British Columbia's Transportation Minister is rejecting a request by Uber that the government revise regulations on licensing such operations, saying the current system is ready to process "ride-sharing" services that want to operate in the province.
Uber Canada argues that the current licensing system, which is overseen by B.C.'s Passenger Transportation Board, can't accommodate ride-sharing services and called on the province to update the law.
But Transportation Minister Todd Stone, who earlier this week said he wanted to see services such as Uber "grow and flourish" alongside traditional taxis, ruled out legislative changes. He said if Uber wants, it can apply now.
"The regulatory framework is there," Mr. Stone said Thursday. "Uber and companies like it need to continue to sit down and talk through their wishes and desires."
The Transportation Ministry said such applications go first to a ministry registrar and then to the Passenger Transportation Board, a five-member independent tribunal that makes decisions on applications for licensing passenger-directed vehicles such as taxis, limousines and shuttle vans.
If licences are approved, they are issued by the Passenger Transportation Branch.
The provincial government has previously taken a strict line against Uber, but that message changed this week when Mr. Stone said Uber and other ride-sharing services will inevitably come to British Columbia.
Asked about how his thinking on the file has evolved, Mr. Stone repeated Thursday that the government has been listening to residents of the province on this file.
"We're hearing pretty consistently from a lot of British Columbians who see the benefits of the types of services that ride-sharing services like Uber provide and really want to see these services offered in British Columbia," he said.
Such companies are welcome to operate if they follow the rules, he added.
The company has already launched its UberX service – which allows passengers to connect with drivers using a smartphone app outside the traditional taxi system – in other Canadian cities, often without permission from regulators. Critics say the service allows drivers to operate without the oversight, training and insurance required by cab drivers.
The opposition NDP accused the minister of inconsistent positions, suggesting in a statement issued Thursday that the government has come "full circle" on Uber.
NDP Leader John Horgan said his party supports evolving transportation models, as long as the rules are fair and equally applied, and consumer safety is ensured.
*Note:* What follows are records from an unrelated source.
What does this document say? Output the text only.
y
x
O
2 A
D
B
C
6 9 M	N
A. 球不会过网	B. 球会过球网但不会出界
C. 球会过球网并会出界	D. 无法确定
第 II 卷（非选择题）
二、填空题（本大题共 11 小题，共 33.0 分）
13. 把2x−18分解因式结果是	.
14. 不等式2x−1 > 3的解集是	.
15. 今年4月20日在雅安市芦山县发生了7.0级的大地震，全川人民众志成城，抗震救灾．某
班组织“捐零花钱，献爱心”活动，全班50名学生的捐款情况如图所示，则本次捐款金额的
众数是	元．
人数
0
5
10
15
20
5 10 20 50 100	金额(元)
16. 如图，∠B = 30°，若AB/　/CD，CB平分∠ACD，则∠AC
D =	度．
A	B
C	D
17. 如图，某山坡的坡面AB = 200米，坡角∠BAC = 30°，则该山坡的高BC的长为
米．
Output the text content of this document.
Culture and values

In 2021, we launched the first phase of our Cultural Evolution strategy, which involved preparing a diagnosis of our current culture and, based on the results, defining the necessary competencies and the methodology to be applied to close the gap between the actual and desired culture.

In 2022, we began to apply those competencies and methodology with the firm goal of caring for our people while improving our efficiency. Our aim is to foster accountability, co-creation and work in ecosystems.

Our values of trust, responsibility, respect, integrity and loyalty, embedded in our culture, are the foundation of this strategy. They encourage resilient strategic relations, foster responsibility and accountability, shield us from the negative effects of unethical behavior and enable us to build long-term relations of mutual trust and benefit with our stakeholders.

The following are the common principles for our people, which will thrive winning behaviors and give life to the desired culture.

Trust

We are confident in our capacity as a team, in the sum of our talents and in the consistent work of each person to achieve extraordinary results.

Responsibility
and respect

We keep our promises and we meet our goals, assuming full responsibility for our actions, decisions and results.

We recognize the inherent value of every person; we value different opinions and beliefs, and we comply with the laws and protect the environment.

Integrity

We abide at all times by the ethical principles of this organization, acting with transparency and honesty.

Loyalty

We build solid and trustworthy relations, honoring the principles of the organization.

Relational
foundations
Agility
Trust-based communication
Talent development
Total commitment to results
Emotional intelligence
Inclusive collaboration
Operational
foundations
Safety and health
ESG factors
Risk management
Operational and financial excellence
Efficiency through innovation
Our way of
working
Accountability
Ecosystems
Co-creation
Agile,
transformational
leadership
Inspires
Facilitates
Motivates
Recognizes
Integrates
Ride-sharing services have picked up some cautious support from other quarters. Vancouver Mayor Gregor Robertson, in a letter to Mr. Stone released this week, wrote that the B.C. government must update its system for regulating taxi service as a prelude to allowing ride-sharing services such as Uber into the province.
Vancouver councillors placed a moratorium in the fall of 2014 on any licensing that would allow Uber to operate in the city, and they have yet to lift those restrictions. Unlike in other Canadian cities, where Uber has launched in defiance of local officials' warnings, the company has yet to operate in Vancouver – aside from a brief period in 2012, during which it ran its black-car service until it faced resistance from regulators.
On Thursday, an Uber Canada spokeswoman said in an e-mail exchange that "there is currently no process to apply for ride-sharing in B.C.," and that the company hopes for legislation this spring. But it did not address the disagreement with the B.C. government.
Susie Heath pointed to Edmonton, where debate is under way to set up a fee structure for ride-sharing companies such as Uber.
"We are cautiously optimistic that Edmonton could become the first Canadian city to approve a workable regulatory framework for ride-sharing," she said.
In November, luxury sedan company Ripe Rides, which operates with a smartphone app linking customers to its sedans, won the right to operate in Vancouver with 20 licences.